La valoración realizada por la Jueza 'a quo' debe ser mantenida por esta Sala, al no presentarse en la apelación prueba distinta que acredite el error de apreciación alegado por el recurrente. No debe olvidarse que en nuestro derecho procesal penal rige el sistema de libre valoración de la prueba, así consagrado por el artículo 741 de la Ley de Enjuiciamiento Criminal , que autoriza al Juez o Tribunal a formar su íntima convicción, sin otro límite que el de los hechos probados en el juicio oral, a los que ha de hacer aplicación de las normas pertinentes, siguiendo sus mandatos, así como con el empleo de las normas de la lógica y de la experiencia. Este principio de la libre valoración de la prueba ha sido reconocido y complementado por la doctrina del Tribunal Constitucional, al socaire sobre todo de la interpretación y aplicación de la presunción de inocencia, integrada en el artículo 24 de la Constitución , como derecho fundamental, en relación con el artículo 741 de la Ley de Enjuiciamiento Criminal . Por ello, para que pueda ser acogido el error en la apreciación de las pruebas es necesario que aparezca de modo palmario y evidente que los hechos en que se haya fundamentado la condena carezcan de todo soporte probatorio, o que en manera alguna pueden derivarse lógicamente del resultado de tales pruebas, circunstancias no concurrentes en el presente caso, no pudiendo equipararse a tal error la mera discrepancia en cuanto a la valoración de tales pruebas que ha hecho la juzgadora de instancia en aplicación de lo prevenido en el artículo 741 de la Ley de Enjuiciamiento Criminal .
Por todo lo indicado procede la desestimación del recurso de apelación interpuesto y ahora objeto de examen.
CUARTO.- Desestimándose como se desestima el recurso de apelación interpuesto por Inocencio , procede imponer a la parte recurrente las costas procesales que se hubieren devengado en la presente apelación, si alguna se acreditase causada, y ello en virtud de lo previsto en los artículos 239 y siguientes de la Ley de Enjuiciamiento Criminal y del criterio objetivo del vencimiento aplicable a la interposición de recursos ( artículo 901 de la Ley de Enjuiciamiento Criminal ).

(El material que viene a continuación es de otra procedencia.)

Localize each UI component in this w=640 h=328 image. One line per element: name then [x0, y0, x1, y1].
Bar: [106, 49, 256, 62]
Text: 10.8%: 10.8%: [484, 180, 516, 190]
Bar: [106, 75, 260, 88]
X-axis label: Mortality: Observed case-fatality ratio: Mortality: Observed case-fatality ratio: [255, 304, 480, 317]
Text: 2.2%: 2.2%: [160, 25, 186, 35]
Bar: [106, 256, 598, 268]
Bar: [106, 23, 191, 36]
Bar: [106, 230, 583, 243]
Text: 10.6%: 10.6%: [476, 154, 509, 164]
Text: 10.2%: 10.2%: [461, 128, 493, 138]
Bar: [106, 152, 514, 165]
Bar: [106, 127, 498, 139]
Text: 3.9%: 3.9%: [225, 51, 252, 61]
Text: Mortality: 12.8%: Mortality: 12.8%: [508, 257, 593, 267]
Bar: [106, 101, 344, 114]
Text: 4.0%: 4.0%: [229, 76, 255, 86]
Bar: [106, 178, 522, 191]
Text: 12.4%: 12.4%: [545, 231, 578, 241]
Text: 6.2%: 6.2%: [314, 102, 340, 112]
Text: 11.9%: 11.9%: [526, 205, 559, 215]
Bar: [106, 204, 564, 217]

Por todo ello, este Tribunal, administrando justicia en el nombre del Rey, dicta el siguiente:
Fallo
Que DEBEMOS DESESTIMAR Y DESESTIMAMOSel recurso de apelación interpuesto por Inocencio contra la sentencia dictada por la Ilma. Sra. Magistrada-Juez del Juzgado de lo Penal nº. 1 de Burgos, en su Procedimiento Penal nº. 154/12 y en fecha de 25 de Junio de 2.013, y ratificaren todos sus pronunciamientos la referida sentencia, con imposición a la parte recurrente de las costas procesales causadas en la presente apelación, si alguna se acreditase devengada.
Esta sentencia es firme por no caber contra ella más recurso, en su caso, que el extraordinario de revisión. Únase testimonio literal al rollo de Sala y otro a las diligencias de origen para su remisión y cumplimiento al Juzgado de procedencia, que acusará recibo para constancia.
Así por esta nuestra sentencia, lo pronunciamos y firmamos.
E/
PUBLICACIÓN.-Leída y publicada fue la anterior sentencia por el Ilmo. Sr. D. FRANCISCO MANUEL MARÍN IBÁÑEZ, Ponente que ha sido en esta causa, habiendo celebrado sesión pública la Sección Primera de la Audiencia Provincial de esta capital en el día de su fecha. Doy fe.